We are facing an event subjectively random when the cause is unknown, but this should be there. The objective randomness characterizes a phenomenon of which not only the cause is unknown, but it is not there, and its absence is not due to a lack of our system of investigation but to the presence of a pure coincidence, a situation that cannot be seen in the principle of correlation between cause and effect, an idea that despite being very effective in interpreting the physical world, is always the result of the fact that men to understand the world dictate to it their conceptual schemes.

But in the case of quantum mechanics, the principle of causality is quite helpless. This uncertainty on the fundamentals of matter, the microscopic objects, dealt by quantum mechanics, might suggest a world ruled by chance. This idea has been discussed also by several philosophers.

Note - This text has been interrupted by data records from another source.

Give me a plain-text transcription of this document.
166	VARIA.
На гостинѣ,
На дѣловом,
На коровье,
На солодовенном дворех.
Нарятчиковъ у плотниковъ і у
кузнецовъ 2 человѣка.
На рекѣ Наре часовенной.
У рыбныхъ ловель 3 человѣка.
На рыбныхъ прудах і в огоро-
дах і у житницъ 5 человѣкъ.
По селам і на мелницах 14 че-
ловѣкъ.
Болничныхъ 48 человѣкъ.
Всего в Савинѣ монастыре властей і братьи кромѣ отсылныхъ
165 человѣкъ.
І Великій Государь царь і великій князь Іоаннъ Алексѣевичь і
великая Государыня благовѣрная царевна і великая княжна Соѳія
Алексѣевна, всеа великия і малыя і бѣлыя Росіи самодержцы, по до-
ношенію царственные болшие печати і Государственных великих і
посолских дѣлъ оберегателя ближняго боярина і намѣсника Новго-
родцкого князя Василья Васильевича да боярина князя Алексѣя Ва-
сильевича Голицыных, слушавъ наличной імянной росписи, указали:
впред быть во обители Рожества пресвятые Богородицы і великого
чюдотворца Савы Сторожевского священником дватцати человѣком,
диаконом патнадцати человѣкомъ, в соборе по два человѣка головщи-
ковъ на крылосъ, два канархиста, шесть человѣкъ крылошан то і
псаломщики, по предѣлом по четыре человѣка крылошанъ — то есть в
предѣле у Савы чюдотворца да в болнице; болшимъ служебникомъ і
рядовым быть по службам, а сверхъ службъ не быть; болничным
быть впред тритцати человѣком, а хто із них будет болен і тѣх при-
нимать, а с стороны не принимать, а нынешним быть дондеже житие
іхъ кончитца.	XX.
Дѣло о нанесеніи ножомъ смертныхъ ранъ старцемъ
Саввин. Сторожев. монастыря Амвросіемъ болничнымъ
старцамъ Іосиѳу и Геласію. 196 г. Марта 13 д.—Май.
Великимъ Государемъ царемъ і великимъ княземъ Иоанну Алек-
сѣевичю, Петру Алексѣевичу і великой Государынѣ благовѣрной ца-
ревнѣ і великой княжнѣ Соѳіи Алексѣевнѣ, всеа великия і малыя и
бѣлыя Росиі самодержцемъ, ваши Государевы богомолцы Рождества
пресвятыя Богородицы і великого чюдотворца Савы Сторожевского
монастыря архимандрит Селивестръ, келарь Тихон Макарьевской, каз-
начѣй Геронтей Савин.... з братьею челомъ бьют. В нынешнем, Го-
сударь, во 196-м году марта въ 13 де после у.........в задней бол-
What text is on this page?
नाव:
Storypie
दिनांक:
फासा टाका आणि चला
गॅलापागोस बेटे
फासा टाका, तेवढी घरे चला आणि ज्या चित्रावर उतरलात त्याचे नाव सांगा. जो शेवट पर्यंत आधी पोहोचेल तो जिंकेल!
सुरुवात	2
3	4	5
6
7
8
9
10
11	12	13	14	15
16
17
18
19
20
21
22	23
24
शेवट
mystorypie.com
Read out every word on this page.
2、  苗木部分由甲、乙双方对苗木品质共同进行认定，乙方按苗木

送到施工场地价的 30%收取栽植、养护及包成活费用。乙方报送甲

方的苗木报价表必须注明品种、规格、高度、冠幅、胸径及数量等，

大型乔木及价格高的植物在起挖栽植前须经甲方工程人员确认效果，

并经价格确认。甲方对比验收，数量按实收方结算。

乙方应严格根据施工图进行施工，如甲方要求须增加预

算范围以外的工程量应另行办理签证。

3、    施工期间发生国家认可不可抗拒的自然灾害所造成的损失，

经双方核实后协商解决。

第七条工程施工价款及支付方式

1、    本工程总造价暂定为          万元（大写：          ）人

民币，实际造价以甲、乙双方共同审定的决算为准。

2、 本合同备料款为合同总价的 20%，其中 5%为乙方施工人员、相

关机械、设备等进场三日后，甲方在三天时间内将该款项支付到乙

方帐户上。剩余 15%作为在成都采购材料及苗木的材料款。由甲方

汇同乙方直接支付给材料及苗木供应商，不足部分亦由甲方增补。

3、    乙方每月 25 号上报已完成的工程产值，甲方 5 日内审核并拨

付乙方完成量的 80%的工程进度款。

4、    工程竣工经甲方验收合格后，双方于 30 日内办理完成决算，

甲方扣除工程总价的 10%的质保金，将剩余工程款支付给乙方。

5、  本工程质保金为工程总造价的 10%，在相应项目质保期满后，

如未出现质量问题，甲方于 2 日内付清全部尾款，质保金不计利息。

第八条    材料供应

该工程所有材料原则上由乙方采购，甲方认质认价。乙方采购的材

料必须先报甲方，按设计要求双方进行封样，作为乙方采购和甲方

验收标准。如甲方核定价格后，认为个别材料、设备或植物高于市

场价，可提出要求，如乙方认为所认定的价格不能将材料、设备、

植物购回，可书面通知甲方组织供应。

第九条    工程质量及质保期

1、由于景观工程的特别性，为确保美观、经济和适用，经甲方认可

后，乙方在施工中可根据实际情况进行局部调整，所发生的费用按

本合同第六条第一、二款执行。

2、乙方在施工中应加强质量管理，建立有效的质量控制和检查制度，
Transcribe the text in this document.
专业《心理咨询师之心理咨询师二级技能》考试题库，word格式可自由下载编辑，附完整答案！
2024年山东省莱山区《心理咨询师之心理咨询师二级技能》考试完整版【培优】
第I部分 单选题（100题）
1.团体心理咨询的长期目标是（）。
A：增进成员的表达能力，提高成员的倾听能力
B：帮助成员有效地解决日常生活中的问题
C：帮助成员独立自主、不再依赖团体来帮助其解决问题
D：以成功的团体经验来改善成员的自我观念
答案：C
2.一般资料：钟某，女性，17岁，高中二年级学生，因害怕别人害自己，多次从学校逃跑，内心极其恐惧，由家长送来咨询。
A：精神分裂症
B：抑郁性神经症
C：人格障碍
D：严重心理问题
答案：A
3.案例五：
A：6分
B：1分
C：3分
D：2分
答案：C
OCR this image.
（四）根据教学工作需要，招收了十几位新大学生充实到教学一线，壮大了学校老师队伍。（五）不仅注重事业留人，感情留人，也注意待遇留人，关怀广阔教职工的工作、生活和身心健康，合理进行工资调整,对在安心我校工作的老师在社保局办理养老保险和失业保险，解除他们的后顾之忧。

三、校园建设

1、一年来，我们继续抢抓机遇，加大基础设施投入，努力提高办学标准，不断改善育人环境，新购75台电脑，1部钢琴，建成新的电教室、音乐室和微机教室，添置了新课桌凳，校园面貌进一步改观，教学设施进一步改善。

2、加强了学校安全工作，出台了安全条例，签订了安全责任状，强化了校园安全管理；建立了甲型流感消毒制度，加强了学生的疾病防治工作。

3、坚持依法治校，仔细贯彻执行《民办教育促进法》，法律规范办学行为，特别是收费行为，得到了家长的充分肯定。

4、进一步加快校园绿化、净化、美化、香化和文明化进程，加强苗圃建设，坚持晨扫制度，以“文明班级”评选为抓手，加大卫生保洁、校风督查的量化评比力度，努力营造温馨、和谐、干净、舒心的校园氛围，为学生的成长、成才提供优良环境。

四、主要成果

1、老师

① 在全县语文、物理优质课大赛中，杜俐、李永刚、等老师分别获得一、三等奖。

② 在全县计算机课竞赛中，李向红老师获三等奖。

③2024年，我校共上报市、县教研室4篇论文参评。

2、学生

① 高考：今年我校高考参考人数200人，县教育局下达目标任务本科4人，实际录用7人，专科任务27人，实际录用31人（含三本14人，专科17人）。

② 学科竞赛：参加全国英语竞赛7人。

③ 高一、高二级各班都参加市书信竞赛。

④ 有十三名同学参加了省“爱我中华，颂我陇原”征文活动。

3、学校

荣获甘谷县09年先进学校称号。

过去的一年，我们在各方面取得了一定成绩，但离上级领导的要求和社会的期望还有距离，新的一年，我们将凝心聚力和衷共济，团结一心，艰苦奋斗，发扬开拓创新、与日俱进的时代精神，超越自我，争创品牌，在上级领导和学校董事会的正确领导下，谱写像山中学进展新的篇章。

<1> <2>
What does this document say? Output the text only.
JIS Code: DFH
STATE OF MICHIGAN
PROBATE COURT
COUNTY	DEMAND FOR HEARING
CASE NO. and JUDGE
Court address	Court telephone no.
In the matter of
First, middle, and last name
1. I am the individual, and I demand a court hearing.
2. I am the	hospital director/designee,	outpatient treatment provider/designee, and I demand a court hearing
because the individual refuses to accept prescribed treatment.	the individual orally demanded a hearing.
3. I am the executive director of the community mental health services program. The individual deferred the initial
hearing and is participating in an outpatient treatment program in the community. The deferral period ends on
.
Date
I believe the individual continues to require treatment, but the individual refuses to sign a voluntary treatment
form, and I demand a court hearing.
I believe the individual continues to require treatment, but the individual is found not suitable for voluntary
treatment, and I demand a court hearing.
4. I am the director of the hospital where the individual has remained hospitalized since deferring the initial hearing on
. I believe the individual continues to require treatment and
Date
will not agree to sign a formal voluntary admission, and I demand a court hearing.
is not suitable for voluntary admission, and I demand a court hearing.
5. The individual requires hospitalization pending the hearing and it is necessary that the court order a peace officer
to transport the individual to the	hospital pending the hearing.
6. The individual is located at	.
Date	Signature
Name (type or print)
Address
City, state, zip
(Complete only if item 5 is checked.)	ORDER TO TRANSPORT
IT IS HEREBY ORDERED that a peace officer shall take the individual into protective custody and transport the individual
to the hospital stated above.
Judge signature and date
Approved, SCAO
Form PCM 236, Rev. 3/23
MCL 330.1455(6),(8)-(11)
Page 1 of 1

It meets the Heisenberg uncertainty principle, which says that the laws apply, but they don’t because we can not know with absolute precision the status of the system. The indeterminacy with which we can know the position and velocity of a particle is no longer a lack of measuring instruments but are due to the characteristics inherent to nature: nature in a sense rebels to be known and reserves a degree of freedom. From the Heisenberg indeterminacy principle rises, almost magically, our self-determination: consider a system that contains a conscious subject. If we were able to predict the evolution of a deterministic system the result would be that the subject did not self-determine, with an obvious absurdity. (It is for this reason that studies of consciousness and mental functioning link the characteristics of the conscious subject to quantum indeterminacy).

The experiments on the particles reveal to a certain extent the non-existence of a causal principle and an almost complete statistical freedom of the results of the experiments. In the sense that 100 electrons launched all with the same direction and the same velocity will go to 100 different places contrarily than a billiard ball that will end up in the same hole all 100 times . And what about our idea of predicting the evolution of the system, preparing it in a certain state? We know that temporally according to some premises certain results follow, and the observation that chronologically things always behave in the same way  leads us to think that there is a causal link. Common sense brings us in this direction because of the facts of every day life, no one would doubt. This no longer seems true for the fine structure of reality, the particle physics, field of investigation of Quantum Mechanics. But, then, where is the catch? Where we go wrong?. At large , we know that the analysis cause – effect works, and where does it go when we reach the size of the electron and we are met by the Heisenberg indeterminacy that makes us change each time the result of the experiment? Must we give up causality? It no longer applies and why?